We’re Now “Casual Learners.” How Does This Affect Your Marketing Strategy?
The traditional sales funnel has been fundamentally disrupted by the wealth of information about products and services available to us on the Internet.
Sirius Decisions famously found that 67 percent of a buyer’s journey is now done digitally. Many took this to mean sales doesn’t get involved until more than halfway through the buying cycle, but that’s not strictly true.
47 percent of B2B buyers consume three to five pieces of content prior to engaging with a salesperson according to a DemandGen Report – 2016 Content Preferences Survey.
David Dodd at Business 2 Community argues this information abundance has led to a dramatic increase in what he terms “casual learning,” meaning learning and information gathering activities that occur before an intentional buying process has begun.

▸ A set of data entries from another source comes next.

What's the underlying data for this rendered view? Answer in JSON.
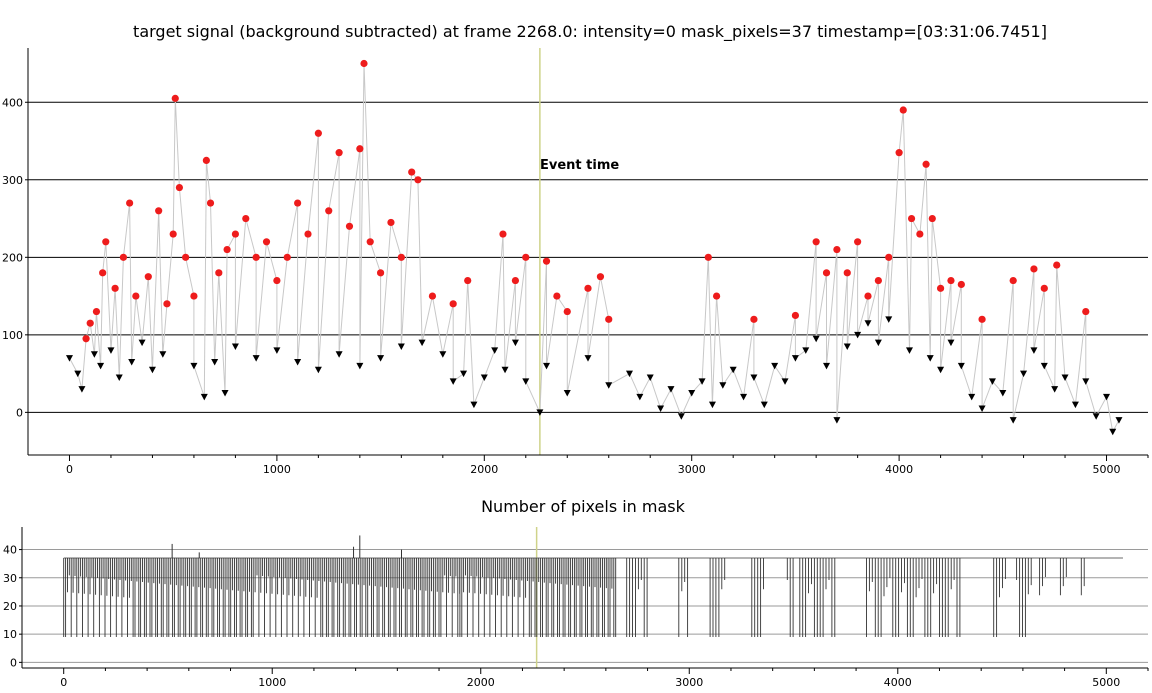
{
  "chart_data": [
    {
      "type": "scatter",
      "title": "target signal (background subtracted) at frame 2268.0: intensity=0 mask_pixels=37 timestamp=[03:31:06.7451]",
      "xlabel": "",
      "ylabel": "",
      "xlim": [
        -200,
        5200
      ],
      "ylim": [
        -55,
        470
      ],
      "xticks": [
        0,
        1000,
        2000,
        3000,
        4000,
        5000
      ],
      "yticks": [
        0,
        100,
        200,
        300,
        400
      ],
      "grid": "horizontal",
      "event_line": {
        "x": 2268,
        "label": "Event time",
        "color": "#cfd38a"
      },
      "colors": {
        "connector": "#c8c8c8",
        "high": "#ee1c1c",
        "low": "#000000"
      },
      "series": [
        {
          "marker": "circle",
          "color": "#ee1c1c",
          "points": [
            [
              80,
              95
            ],
            [
              100,
              115
            ],
            [
              130,
              130
            ],
            [
              160,
              180
            ],
            [
              175,
              220
            ],
            [
              220,
              160
            ],
            [
              260,
              200
            ],
            [
              290,
              270
            ],
            [
              320,
              150
            ],
            [
              380,
              175
            ],
            [
              430,
              260
            ],
            [
              470,
              140
            ],
            [
              500,
              230
            ],
            [
              510,
              405
            ],
            [
              530,
              290
            ],
            [
              560,
              200
            ],
            [
              600,
              150
            ],
            [
              660,
              325
            ],
            [
              680,
              270
            ],
            [
              720,
              180
            ],
            [
              760,
              210
            ],
            [
              800,
              230
            ],
            [
              850,
              250
            ],
            [
              900,
              200
            ],
            [
              950,
              220
            ],
            [
              1000,
              170
            ],
            [
              1050,
              200
            ],
            [
              1100,
              270
            ],
            [
              1150,
              230
            ],
            [
              1200,
              360
            ],
            [
              1250,
              260
            ],
            [
              1300,
              335
            ],
            [
              1350,
              240
            ],
            [
              1400,
              340
            ],
            [
              1420,
              450
            ],
            [
              1450,
              220
            ],
            [
              1500,
              180
            ],
            [
              1550,
              245
            ],
            [
              1600,
              200
            ],
            [
              1650,
              310
            ],
            [
              1680,
              300
            ],
            [
              1750,
              150
            ],
            [
              1850,
              140
            ],
            [
              1920,
              170
            ],
            [
              2090,
              230
            ],
            [
              2150,
              170
            ],
            [
              2200,
              200
            ],
            [
              2300,
              195
            ],
            [
              2350,
              150
            ],
            [
              2400,
              130
            ],
            [
              2500,
              160
            ],
            [
              2560,
              175
            ],
            [
              2600,
              120
            ],
            [
              3080,
              200
            ],
            [
              3120,
              150
            ],
            [
              3300,
              120
            ],
            [
              3500,
              125
            ],
            [
              3600,
              220
            ],
            [
              3650,
              180
            ],
            [
              3700,
              210
            ],
            [
              3750,
              180
            ],
            [
              3800,
              220
            ],
            [
              3850,
              150
            ],
            [
              3900,
              170
            ],
            [
              3950,
              200
            ],
            [
              4000,
              335
            ],
            [
              4020,
              390
            ],
            [
              4060,
              250
            ],
            [
              4100,
              230
            ],
            [
              4130,
              320
            ],
            [
              4160,
              250
            ],
            [
              4200,
              160
            ],
            [
              4250,
              170
            ],
            [
              4300,
              165
            ],
            [
              4400,
              120
            ],
            [
              4550,
              170
            ],
            [
              4650,
              185
            ],
            [
              4700,
              160
            ],
            [
              4760,
              190
            ],
            [
              4900,
              130
            ]
          ]
        },
        {
          "marker": "triangle-down",
          "color": "#000000",
          "points": [
            [
              0,
              70
            ],
            [
              40,
              50
            ],
            [
              60,
              30
            ],
            [
              120,
              75
            ],
            [
              150,
              60
            ],
            [
              200,
              80
            ],
            [
              240,
              45
            ],
            [
              300,
              65
            ],
            [
              350,
              90
            ],
            [
              400,
              55
            ],
            [
              450,
              75
            ],
            [
              600,
              60
            ],
            [
              650,
              20
            ],
            [
              700,
              65
            ],
            [
              750,
              25
            ],
            [
              800,
              85
            ],
            [
              900,
              70
            ],
            [
              1000,
              80
            ],
            [
              1100,
              65
            ],
            [
              1200,
              55
            ],
            [
              1300,
              75
            ],
            [
              1400,
              60
            ],
            [
              1500,
              70
            ],
            [
              1600,
              85
            ],
            [
              1700,
              90
            ],
            [
              1800,
              75
            ],
            [
              1850,
              40
            ],
            [
              1900,
              50
            ],
            [
              1950,
              10
            ],
            [
              2000,
              45
            ],
            [
              2050,
              80
            ],
            [
              2100,
              55
            ],
            [
              2150,
              90
            ],
            [
              2200,
              40
            ],
            [
              2268,
              0
            ],
            [
              2300,
              60
            ],
            [
              2400,
              25
            ],
            [
              2500,
              70
            ],
            [
              2600,
              35
            ],
            [
              2700,
              50
            ],
            [
              2750,
              20
            ],
            [
              2800,
              45
            ],
            [
              2850,
              5
            ],
            [
              2900,
              30
            ],
            [
              2950,
              -5
            ],
            [
              3000,
              25
            ],
            [
              3050,
              40
            ],
            [
              3100,
              10
            ],
            [
              3150,
              35
            ],
            [
              3200,
              55
            ],
            [
              3250,
              20
            ],
            [
              3300,
              45
            ],
            [
              3350,
              10
            ],
            [
              3400,
              60
            ],
            [
              3450,
              40
            ],
            [
              3500,
              70
            ],
            [
              3550,
              80
            ],
            [
              3600,
              95
            ],
            [
              3650,
              60
            ],
            [
              3700,
              -10
            ],
            [
              3750,
              85
            ],
            [
              3800,
              100
            ],
            [
              3850,
              115
            ],
            [
              3900,
              90
            ],
            [
              3950,
              120
            ],
            [
              4050,
              80
            ],
            [
              4150,
              70
            ],
            [
              4200,
              55
            ],
            [
              4250,
              90
            ],
            [
              4300,
              60
            ],
            [
              4350,
              20
            ],
            [
              4400,
              5
            ],
            [
              4450,
              40
            ],
            [
              4500,
              25
            ],
            [
              4550,
              -10
            ],
            [
              4600,
              50
            ],
            [
              4650,
              80
            ],
            [
              4700,
              60
            ],
            [
              4750,
              30
            ],
            [
              4800,
              45
            ],
            [
              4850,
              10
            ],
            [
              4900,
              40
            ],
            [
              4950,
              -5
            ],
            [
              5000,
              20
            ],
            [
              5030,
              -25
            ],
            [
              5060,
              -10
            ]
          ]
        }
      ]
    },
    {
      "type": "line",
      "title": "Number of pixels in mask",
      "xlabel": "",
      "ylabel": "",
      "xlim": [
        -200,
        5200
      ],
      "ylim": [
        -2,
        48
      ],
      "xticks": [
        0,
        1000,
        2000,
        3000,
        4000,
        5000
      ],
      "yticks": [
        0,
        10,
        20,
        30,
        40
      ],
      "grid": "horizontal",
      "baseline_value": 37,
      "min_value": 9,
      "peaks": [
        [
          520,
          42
        ],
        [
          650,
          39
        ],
        [
          1390,
          41
        ],
        [
          1420,
          45
        ],
        [
          1620,
          40
        ]
      ],
      "active_ranges": [
        [
          0,
          1900
        ],
        [
          1900,
          2650
        ],
        [
          2700,
          2800
        ],
        [
          2950,
          3000
        ],
        [
          3100,
          3170
        ],
        [
          3300,
          3360
        ],
        [
          3470,
          3500
        ],
        [
          3530,
          3700
        ],
        [
          3850,
          4300
        ],
        [
          4460,
          4520
        ],
        [
          4570,
          4640
        ],
        [
          4680,
          4720
        ],
        [
          4780,
          4820
        ],
        [
          4880,
          4900
        ]
      ],
      "end_x": 5080,
      "color": "#333333",
      "event_line": {
        "x": 2268,
        "color": "#cfd38a"
      }
    }
  ]
}
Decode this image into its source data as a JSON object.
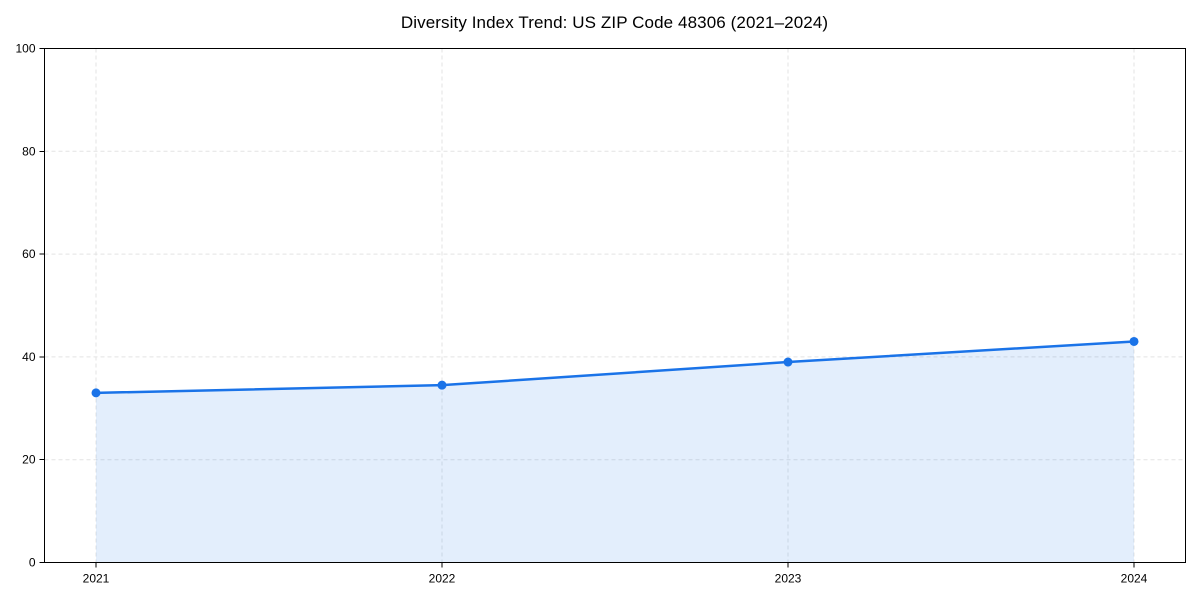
{
  "title": "Diversity Index Trend: US ZIP Code 48306 (2021–2024)",
  "chart_data": {
    "type": "line",
    "title": "Diversity Index Trend: US ZIP Code 48306 (2021–2024)",
    "categories": [
      "2021",
      "2022",
      "2023",
      "2024"
    ],
    "series": [
      {
        "name": "Diversity Index",
        "values": [
          33,
          34.5,
          39,
          43
        ]
      }
    ],
    "xlabel": "",
    "ylabel": "",
    "ylim": [
      0,
      100
    ],
    "yticks": [
      0,
      20,
      40,
      60,
      80,
      100
    ],
    "grid": true,
    "grid_style": "dashed",
    "legend": "none",
    "area_fill": true,
    "markers": true,
    "style": {
      "line_color": "#1a73e8",
      "marker_color": "#1a73e8",
      "fill_color": "rgba(26,115,232,0.12)",
      "grid_color": "#e3e3e3",
      "axis_color": "#000000",
      "tick_text_color": "#000000",
      "background": "#ffffff"
    }
  }
}
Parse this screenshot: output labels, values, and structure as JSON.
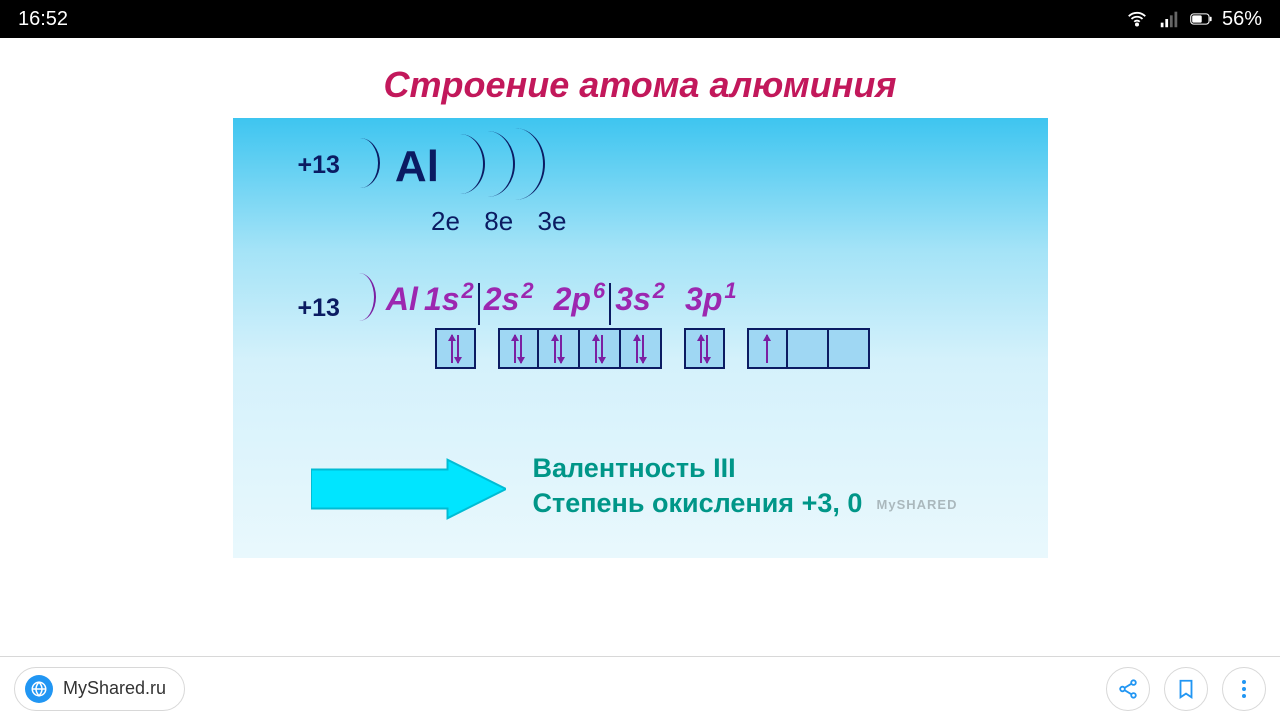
{
  "status": {
    "time": "16:52",
    "battery_pct": "56%"
  },
  "slide": {
    "title": "Строение атома алюминия",
    "nucleus_charge": "+13",
    "symbol": "Al",
    "shell_electrons": [
      "2e",
      "8e",
      "3e"
    ],
    "config_charge": "+13",
    "config_symbol": "Al",
    "orbitals": [
      {
        "label": "1s",
        "sup": "2"
      },
      {
        "label": "2s",
        "sup": "2"
      },
      {
        "label": "2p",
        "sup": "6"
      },
      {
        "label": "3s",
        "sup": "2"
      },
      {
        "label": "3p",
        "sup": "1"
      }
    ],
    "boxes": {
      "groups": [
        {
          "boxes": [
            {
              "arrows": [
                "up",
                "down"
              ]
            }
          ]
        },
        {
          "boxes": [
            {
              "arrows": [
                "up",
                "down"
              ]
            },
            {
              "arrows": [
                "up",
                "down"
              ]
            },
            {
              "arrows": [
                "up",
                "down"
              ]
            },
            {
              "arrows": [
                "up",
                "down"
              ]
            }
          ]
        },
        {
          "boxes": [
            {
              "arrows": [
                "up",
                "down"
              ]
            }
          ]
        },
        {
          "boxes": [
            {
              "arrows": [
                "up"
              ]
            },
            {
              "arrows": []
            },
            {
              "arrows": []
            }
          ]
        }
      ],
      "border_color": "#0b1b62",
      "fill_color": "#9fd7f3",
      "arrow_color": "#7b1fa2"
    },
    "valence_line1": "Валентность    III",
    "valence_line2": "Степень окисления +3, 0",
    "watermark": "MySHARED",
    "colors": {
      "title": "#c2185b",
      "navy": "#0b1b62",
      "magenta": "#9c27b0",
      "teal": "#009688",
      "cyan_arrow": "#00bcd4",
      "bg_gradient_top": "#3ec5f0",
      "bg_gradient_bottom": "#e9f8fd"
    },
    "fontsize": {
      "title": 36,
      "body": 26,
      "config": 32,
      "valence": 27
    }
  },
  "bottom": {
    "site": "MyShared.ru"
  }
}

Most B2B marketing tactics and programs are designed to identify business people who are ready to begin a buying process… At any given time, however, most of your potential customers aren’t likely to be “in-market”… Creating relationships with casual learners is important because the impressions they form during casual learning remain influential when they become involved in a buying process.
The best content marketing is based on developing a positive, constructive relationship with customers—and potential customers—a.k.a. casual learners. Achieving this requires a documented strategy, such as the Content Marketing Pyramid, that lays out exactly how you intend to interact with your audience even before they enter the sales funnel.